Primeiro Ato estreia montagem inspirada na história do maior hospício do Brasil, em Barbacena

Elemara Duarte - Hoje em Dia
23/08/2013 às 09:40.
Atualizado em 20/11/2021 às 21:14

Com entrega absoluta de quatro bailarinos que ficam cara a cara e aos pés do público, o espetáculo de dança "Só um pouco a.normal", do grupo Primeiro Ato, estreia nesta sexta-feira (23), às 21 horas, e continua em cartaz no sábado (24), às 20 horas, e domingo (25), às 17 horas. As apresentações acontecem no Espaço de Acervo e Criação Compartilhada (EACC) (rua Búfalo, 261, Jardim Canadá, Nova Lima).

A montagem exorciza a dor de uma das memórias mais tenebrosas da história do Brasil: a morte de mais de 60 mil pessoas – loucas, mas também indesejadas pelos padrões da sociedade – no Hospital Psiquiátrico, mais conhecido como "Colônia", em Barbacena.

Mesmo que a intenção primordial não seja essa, é nela que se chega. Basta deixar um pedaço do coração aberto e se entregar à proposta encenada em toda sua plenitude pelos jovens bailarinos Lucas Resende, Pablo Ramon, Vanessa Liga e Verbena Cartaxo. "Nada será dado mastigado ao público. Ele também tem trabalho", avisa a diretora-encenadora Suely Machado.
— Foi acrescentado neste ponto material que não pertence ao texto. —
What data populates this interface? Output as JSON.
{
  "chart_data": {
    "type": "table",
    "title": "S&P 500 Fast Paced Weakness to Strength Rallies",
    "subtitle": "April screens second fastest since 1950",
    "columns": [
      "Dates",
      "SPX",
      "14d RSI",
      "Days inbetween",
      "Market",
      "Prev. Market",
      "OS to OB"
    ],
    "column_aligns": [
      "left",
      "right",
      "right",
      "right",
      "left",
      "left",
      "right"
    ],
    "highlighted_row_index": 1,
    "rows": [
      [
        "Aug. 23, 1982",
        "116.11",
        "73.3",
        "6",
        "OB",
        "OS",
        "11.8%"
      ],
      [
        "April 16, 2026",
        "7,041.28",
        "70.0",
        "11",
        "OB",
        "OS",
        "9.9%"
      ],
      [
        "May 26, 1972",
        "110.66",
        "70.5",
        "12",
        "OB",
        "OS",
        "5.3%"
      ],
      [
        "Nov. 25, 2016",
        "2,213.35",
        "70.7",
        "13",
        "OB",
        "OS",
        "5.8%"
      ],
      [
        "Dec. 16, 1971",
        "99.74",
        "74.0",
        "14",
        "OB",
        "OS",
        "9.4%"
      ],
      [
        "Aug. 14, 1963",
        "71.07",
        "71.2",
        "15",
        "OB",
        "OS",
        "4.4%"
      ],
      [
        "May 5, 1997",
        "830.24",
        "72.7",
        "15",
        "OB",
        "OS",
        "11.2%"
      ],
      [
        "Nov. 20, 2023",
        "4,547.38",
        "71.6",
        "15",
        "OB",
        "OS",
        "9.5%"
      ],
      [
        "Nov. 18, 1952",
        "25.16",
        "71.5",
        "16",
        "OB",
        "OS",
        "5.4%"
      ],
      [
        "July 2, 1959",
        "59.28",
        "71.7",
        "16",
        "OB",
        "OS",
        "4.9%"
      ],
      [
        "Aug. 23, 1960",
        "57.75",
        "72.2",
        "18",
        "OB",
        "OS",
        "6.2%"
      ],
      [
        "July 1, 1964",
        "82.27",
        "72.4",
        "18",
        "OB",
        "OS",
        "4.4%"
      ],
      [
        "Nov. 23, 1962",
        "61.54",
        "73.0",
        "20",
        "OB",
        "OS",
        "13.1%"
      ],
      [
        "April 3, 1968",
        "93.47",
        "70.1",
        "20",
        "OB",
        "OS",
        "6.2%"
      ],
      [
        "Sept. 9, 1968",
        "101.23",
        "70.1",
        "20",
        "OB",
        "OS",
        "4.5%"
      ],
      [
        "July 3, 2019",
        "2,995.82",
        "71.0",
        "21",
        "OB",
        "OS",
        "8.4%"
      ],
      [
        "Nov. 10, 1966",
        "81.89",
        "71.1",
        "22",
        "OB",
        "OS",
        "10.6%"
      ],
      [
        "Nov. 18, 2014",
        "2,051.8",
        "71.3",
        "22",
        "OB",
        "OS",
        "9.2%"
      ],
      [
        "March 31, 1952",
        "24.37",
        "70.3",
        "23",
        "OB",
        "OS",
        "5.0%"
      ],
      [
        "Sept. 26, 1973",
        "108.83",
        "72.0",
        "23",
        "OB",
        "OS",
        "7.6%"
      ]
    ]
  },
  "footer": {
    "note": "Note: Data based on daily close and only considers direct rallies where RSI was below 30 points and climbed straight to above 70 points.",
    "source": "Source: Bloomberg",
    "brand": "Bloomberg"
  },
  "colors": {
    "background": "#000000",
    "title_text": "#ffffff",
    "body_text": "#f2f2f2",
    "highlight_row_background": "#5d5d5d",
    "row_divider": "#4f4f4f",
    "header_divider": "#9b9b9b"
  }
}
"Só um pouco a.normal" tem direção, concepção e coreografia do coreógrafo, pesquisador e também bailarino Wagner Moreira. Ela faz uma imersão nas várias feições da loucura. A montagem é resultado da tese de mestrado de Moreira, iniciada em 2010, e defendida na Alemanha, cuja inspiração é aquele hospital ainda em atividade, hoje, com tratamentos mais humanizados.

O coreógrafo nasceu em Barbacena e atualmente vive na Alemanha. Coincidências? Muitas. O episódio em terras mineiras ficou conhecido como "holocausto brasileiro". Uma referência direta aos anos de domínio nazista na Alemanha. "Quando souberam dessa história, na Alemanha, eles não estranharam. Porque isso é do ser humano e eles têm isso mais próximo do que nós", comenta Wagner.

Zona de conforto

É por essas e outras que a vida, muitas vezes, não nos deixa confortáveis. "Você está bem? Está tudo bem?", perguntam os bailarinos, com roupas "normais", a cada um dos presentes na plateia, durante ensaio, na última quarta-feira. Esta pergunta, num primeiro momento, dentro da "normalidade" é repetida várias vezes. Aí, faltam respostas. Já é a loucura batendo na porta?

Não há conforto no que sai do comum. Temos medo de que as coisas saiam da programação de nosso cotidiano, "normalmente" sob nosso controle.

Os aparentemente anormais é que iam para Barbacena. A história diz que pelo menos 70% dos pacientes foram levados para lá à força e sem diagnóstico de doença mental. Alcoólatras, homossexuais, prostitutas, filhas de abastadas famílias que perdiam a virgindade antes do casamento. Ou pessoas com características como mostram os baldes com que os jovens dançam: genial, frágil, ingênuo, delicado.

Da anormalidade para a loucura desenvolvida é um passo. Por isso, nada está bem, vale admitir em resposta aos bailarinos. E eles vivenciam isso. Corpos esculturais despidos mostram a vulnerabilidade na qual a sociedade lhes colocou. E nisso, não há beleza. A vontade é de levantar e cobri-los maternalmente. Não podia ser assim. Mas foi.

E que a arte e as rosas de Barbacena continuem a acolher, em reflexão e cor, o que o orgulho não permitiu ser entendido.

Livro-reportagem fala sobre hospício

Já está nas livrarias o livro-reportagem "Holocausto Brasileiro", da jornalista Daniela Arbex, sobre a história do Hospício de Barbacena. No best-seller lançado pela Geração Editorial, em julho deste ano, ela conta, entre outras atrocidades, que quando os pacientes chegavam ao hospício, suas cabeças eram raspadas, suas roupas arrancadas e seus nomes descartados. Alguns morriam de frio, fome, doença e de choque.